Sir Thomas Elyot received little reward for his services to the state, but his scholarship and his books were held in high esteem by his contemporaries. The Boke named the Governour was printed by Thomas Berthelet (1531, 1534, 1536, 1544, &c.). It is a treatise on moral philosophy, intended to direct the education of those destined to fill high positions, and to inculcate those moral principles which alone could fit them for the performance of their duties. The subject was a favourite one in the 16th century, and the book, which contained many citations from classical authors, was very popular. Elyot expressly acknowledges his obligations to Erasmus’s Institutio Principis Christiani; but he makes no reference to the De regno et regis institutione of Francesco Patrizzi (d. 1494), bishop of Gaeta, on which his work was undoubtedly modelled. As a prose writer, Elyot enriched the English language with many new words. In 1534 he published The Castell of Helth, a popular treatise on medicine, intended to place a scientific knowledge of the art within the reach of those unacquainted with Greek.

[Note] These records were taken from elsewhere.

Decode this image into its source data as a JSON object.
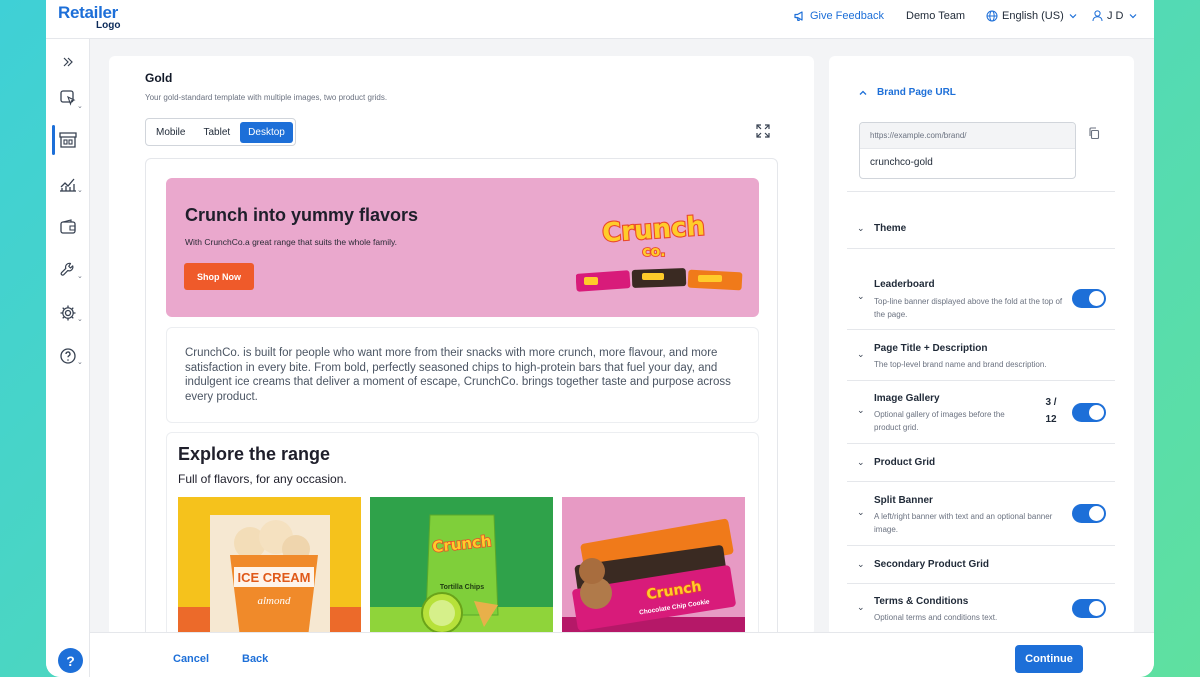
{
  "topbar": {
    "logo_line1": "Retailer",
    "logo_line2": "Logo",
    "feedback": "Give Feedback",
    "team": "Demo Team",
    "language": "English (US)",
    "user": "J D"
  },
  "editor": {
    "title": "Gold",
    "subtitle": "Your gold-standard template with multiple images, two product grids.",
    "views": [
      "Mobile",
      "Tablet",
      "Desktop"
    ],
    "active_view": "Desktop"
  },
  "preview": {
    "hero": {
      "title": "Crunch into yummy flavors",
      "desc": "With CrunchCo.a great range that suits the whole family.",
      "button": "Shop Now",
      "logo_word1": "Crunch",
      "logo_word2": "co."
    },
    "description": "CrunchCo. is built for people who want more from their snacks with more crunch, more flavour, and more satisfaction in every bite. From bold, perfectly seasoned chips to high-protein bars that fuel your day, and indulgent ice creams that deliver a moment of escape, CrunchCo. brings together taste and purpose across every product.",
    "range": {
      "title": "Explore the range",
      "subtitle": "Full of flavors, for any occasion.",
      "tiles": [
        {
          "label": "ICE CREAM",
          "sub": "almond"
        },
        {
          "label": "Crunch",
          "sub": "Tortilla Chips"
        },
        {
          "label": "Crunch",
          "sub": "Chocolate Chip Cookie"
        }
      ]
    }
  },
  "footer": {
    "cancel": "Cancel",
    "back": "Back",
    "continue": "Continue"
  },
  "settings": {
    "brand_url_label": "Brand Page URL",
    "url_prefix": "https://example.com/brand/",
    "url_value": "crunchco-gold",
    "theme_label": "Theme",
    "sections": [
      {
        "label": "Leaderboard",
        "desc": "Top-line banner displayed above the fold at the top of the page.",
        "toggle": true
      },
      {
        "label": "Page Title + Description",
        "desc": "The top-level brand name and brand description.",
        "toggle": false
      },
      {
        "label": "Image Gallery",
        "desc": "Optional gallery of images before the product grid.",
        "toggle": true,
        "count": "3 /",
        "count_total": "12"
      },
      {
        "label": "Product Grid",
        "desc": "",
        "toggle": false
      },
      {
        "label": "Split Banner",
        "desc": "A left/right banner with text and an optional banner image.",
        "toggle": true
      },
      {
        "label": "Secondary Product Grid",
        "desc": "",
        "toggle": false
      },
      {
        "label": "Terms & Conditions",
        "desc": "Optional terms and conditions text.",
        "toggle": true
      }
    ]
  },
  "colors": {
    "accent": "#1d6fd8",
    "hero_bg": "#eaa8cd",
    "cta": "#ef5a2a"
  }
}
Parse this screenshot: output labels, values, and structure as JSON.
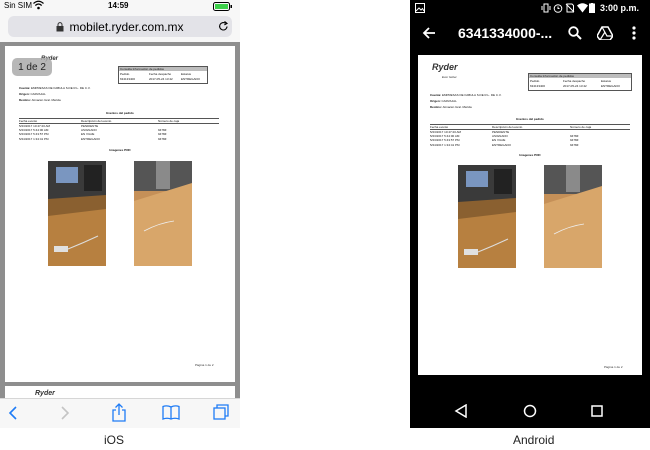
{
  "ios": {
    "status": {
      "carrier": "Sin SIM",
      "time": "14:59"
    },
    "url": "mobilet.ryder.com.mx",
    "page_indicator": "1 de 2",
    "caption": "iOS"
  },
  "android": {
    "status": {
      "time": "3:00 p.m."
    },
    "title": "6341334000-...",
    "caption": "Android"
  },
  "document": {
    "logo": "Ryder",
    "logo_tagline": "Ever better.",
    "header_box_title": "Consulta Información de pedidos",
    "header_cols": [
      "Pedido",
      "Fecha despacho",
      "Estatus"
    ],
    "header_vals": [
      "634133400",
      "2017-05-24 13:42",
      "ENTREGADO"
    ],
    "fields": [
      {
        "label": "Cuenta:",
        "value": "EMPRESAS DE FABULA S.DE R.L. DE C.V."
      },
      {
        "label": "Origen:",
        "value": "CARVAJAL"
      },
      {
        "label": "Destino:",
        "value": "Almacén Gral. Mérida"
      }
    ],
    "events_title": "Eventos del pedido",
    "events_cols": [
      "Fecha evento",
      "Descripción del evento",
      "Número de caja"
    ],
    "events": [
      [
        "5/23/2017 10:47:20 AM",
        "PENDIENTE",
        ""
      ],
      [
        "5/23/2017 5:44:00 AM",
        "ASIGNADO",
        "9478Z"
      ],
      [
        "5/23/2017 5:43:57 PM",
        "EN VIAJE",
        "9478Z"
      ],
      [
        "5/24/2017 1:34:41 PM",
        "ENTREGADO",
        "9478Z"
      ]
    ],
    "images_title": "Imagenes POD",
    "footer": "Página 1 de 2"
  },
  "colors": {
    "ios_bar": "#f7f7f7",
    "ios_tint": "#1f7cf6",
    "android_bar": "#000000"
  }
}
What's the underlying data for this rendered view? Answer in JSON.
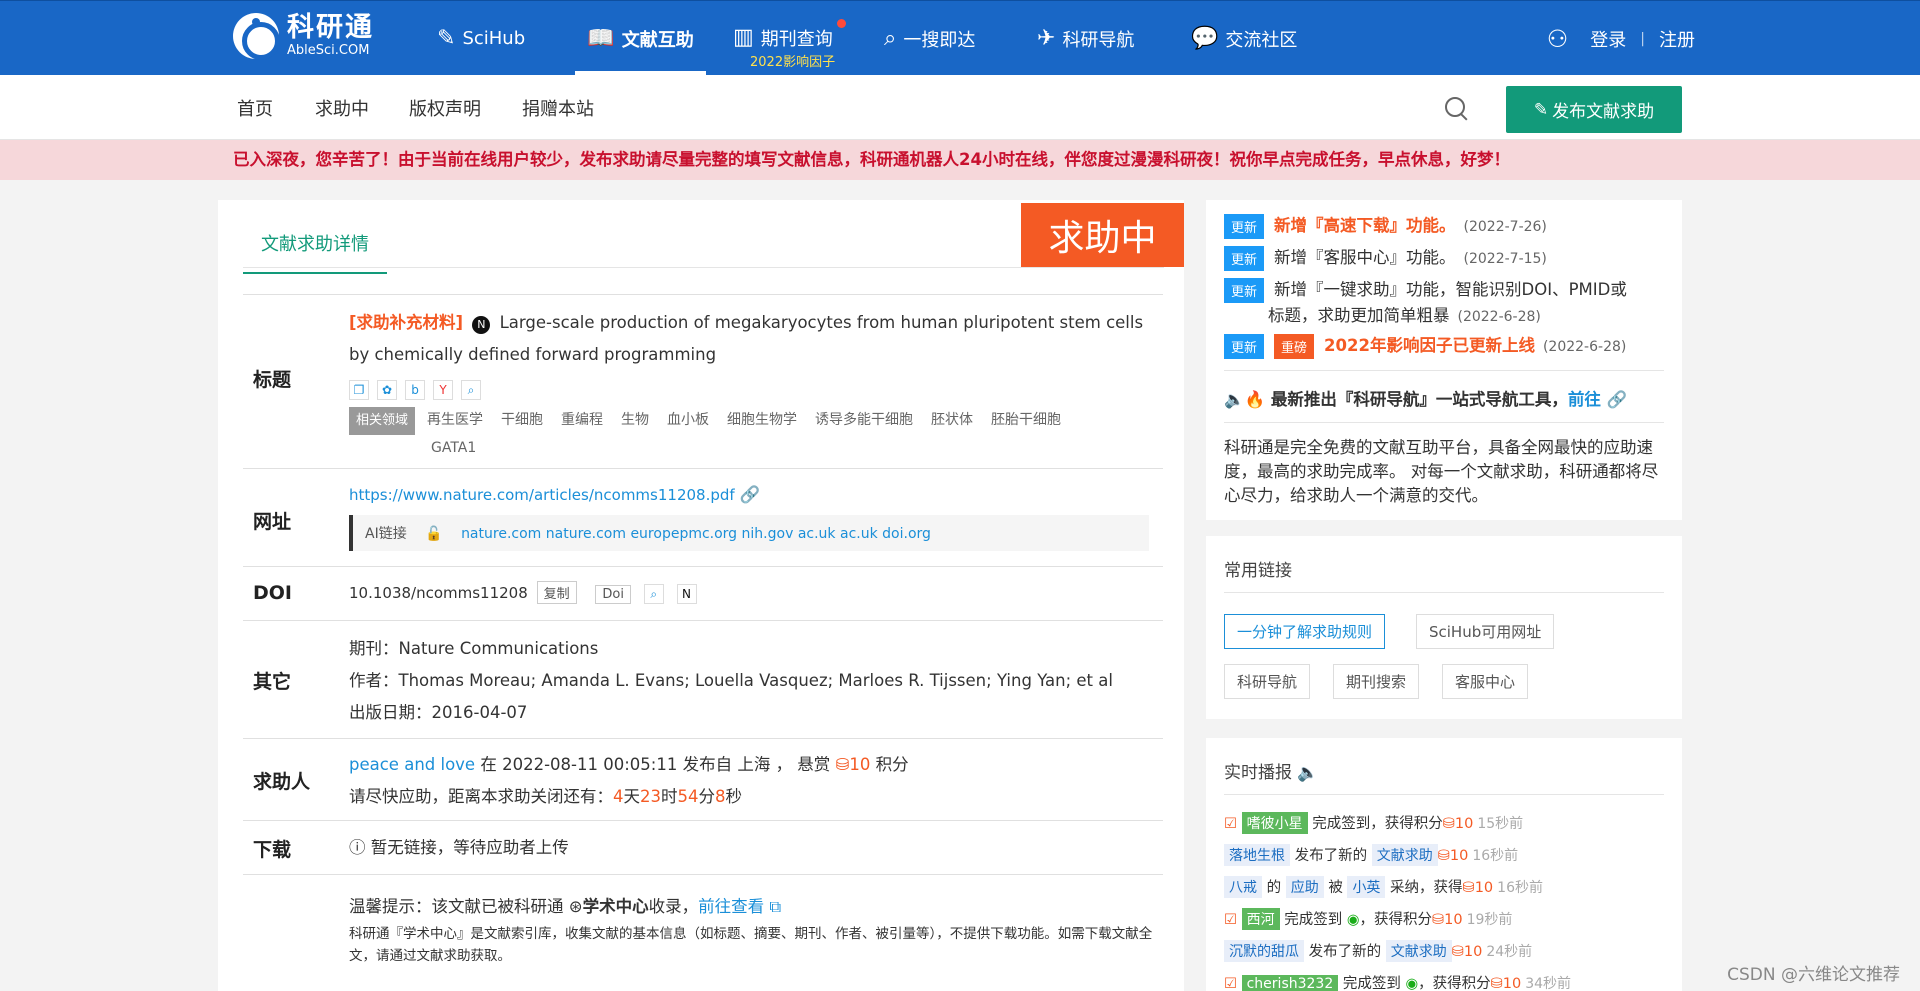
{
  "brand": {
    "name": "科研通",
    "domain": "AbleSci.COM"
  },
  "topnav": [
    {
      "label": "SciHub",
      "icon": "feather-icon"
    },
    {
      "label": "文献互助",
      "icon": "book-icon"
    },
    {
      "label": "期刊查询",
      "icon": "journal-icon"
    },
    {
      "label": "一搜即达",
      "icon": "search-icon"
    },
    {
      "label": "科研导航",
      "icon": "paper-plane-icon"
    },
    {
      "label": "交流社区",
      "icon": "chat-icon"
    }
  ],
  "topnav_sub": "2022影响因子",
  "auth": {
    "login": "登录",
    "register": "注册"
  },
  "subnav": [
    "首页",
    "求助中",
    "版权声明",
    "捐赠本站"
  ],
  "publish_button": "发布文献求助",
  "notice": "已入深夜，您辛苦了！由于当前在线用户较少，发布求助请尽量完整的填写文献信息，科研通机器人24小时在线，伴您度过漫漫科研夜！祝你早点完成任务，早点休息，好梦！",
  "detail": {
    "tab": "文献求助详情",
    "status": "求助中",
    "title_label": "标题",
    "supplement": "[求助补充材料]",
    "title": "Large-scale production of megakaryocytes from human pluripotent stem cells by chemically defined forward programming",
    "field_header": "相关领域",
    "fields": [
      "再生医学",
      "干细胞",
      "重编程",
      "生物",
      "血小板",
      "细胞生物学",
      "诱导多能干细胞",
      "胚状体",
      "胚胎干细胞",
      "GATA1"
    ],
    "url_label": "网址",
    "url": "https://www.nature.com/articles/ncomms11208.pdf",
    "ai_link": "AI链接",
    "links": [
      "nature.com",
      "nature.com",
      "europepmc.org",
      "nih.gov",
      "ac.uk",
      "ac.uk",
      "doi.org"
    ],
    "doi_label": "DOI",
    "doi": "10.1038/ncomms11208",
    "copy": "复制",
    "doi_btn": "Doi",
    "other_label": "其它",
    "journal": "期刊：Nature Communications",
    "authors": "作者：Thomas Moreau; Amanda L. Evans; Louella Vasquez; Marloes R. Tijssen; Ying Yan; et al",
    "pubdate": "出版日期：2016-04-07",
    "requester_label": "求助人",
    "requester": "peace and love",
    "req_info": "在 2022-08-11 00:05:11 发布自 上海 ， 悬赏",
    "reward": "10",
    "reward_unit": "积分",
    "countdown_prefix": "请尽快应助，距离本求助关闭还有：",
    "cd_d": "4",
    "cd_d_u": "天",
    "cd_h": "23",
    "cd_h_u": "时",
    "cd_m": "54",
    "cd_m_u": "分",
    "cd_s": "8",
    "cd_s_u": "秒",
    "download_label": "下载",
    "download_msg": "暂无链接，等待应助者上传",
    "tip_prefix": "温馨提示：该文献已被科研通",
    "tip_center": "学术中心",
    "tip_mid": "收录，",
    "tip_link": "前往查看",
    "tip_text": "科研通『学术中心』是文献索引库，收集文献的基本信息（如标题、摘要、期刊、作者、被引量等），不提供下载功能。如需下载文献全文，请通过文献求助获取。"
  },
  "updates": [
    {
      "badge": "更新",
      "text": "新增『高速下载』功能。",
      "date": "(2022-7-26)"
    },
    {
      "badge": "更新",
      "text": "新增『客服中心』功能。",
      "date": "(2022-7-15)"
    },
    {
      "badge": "更新",
      "text": "新增『一键求助』功能，智能识别DOI、PMID或",
      "text2": "标题，求助更加简单粗暴",
      "date": "(2022-6-28)"
    },
    {
      "badge": "更新",
      "badge2": "重磅",
      "text": "2022年影响因子已更新上线",
      "date": "(2022-6-28)"
    }
  ],
  "promo": {
    "text": "最新推出『科研导航』一站式导航工具，",
    "link": "前往"
  },
  "intro": "科研通是完全免费的文献互助平台，具备全网最快的应助速度，最高的求助完成率。 对每一个文献求助，科研通都将尽心尽力，给求助人一个满意的交代。",
  "common_links": {
    "title": "常用链接",
    "items": [
      "一分钟了解求助规则",
      "SciHub可用网址",
      "科研导航",
      "期刊搜索",
      "客服中心"
    ]
  },
  "live": {
    "title": "实时播报",
    "items": [
      {
        "user": "嗜彼小星",
        "action": "完成签到，获得积分",
        "pts": "10",
        "time": "15秒前"
      },
      {
        "user": "落地生根",
        "action": "发布了新的",
        "tag": "文献求助",
        "pts": "10",
        "time": "16秒前"
      },
      {
        "user": "八戒",
        "action": "的",
        "tag": "应助",
        "action2": "被",
        "user2": "小英",
        "action3": "采纳，获得",
        "pts": "10",
        "time": "16秒前"
      },
      {
        "user": "西河",
        "action": "完成签到",
        "action2": "，获得积分",
        "pts": "10",
        "time": "19秒前"
      },
      {
        "user": "沉默的甜瓜",
        "action": "发布了新的",
        "tag": "文献求助",
        "pts": "10",
        "time": "24秒前"
      },
      {
        "user": "cherish3232",
        "action": "完成签到",
        "action2": "，获得积分",
        "pts": "10",
        "time": "34秒前"
      }
    ]
  },
  "watermark": "CSDN @六维论文推荐"
}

This work, though scoffed at by the faculty, was appreciated by the general public, and speedily went through many editions. His Latin Dictionary, the earliest comprehensive dictionary of the language, was completed in 1538. The copy of the first edition in the British Museum contains an autograph letter from Elyot to Thomas Cromwell, to whom it originally belonged. It was edited and enlarged in 1548 by Thomas Cooper, bishop of Winchester, who called it Bibliotheca Eliotae, and it formed the basis in 1565 of Cooper’s Thesaurus linguae Romanae et Britannicae.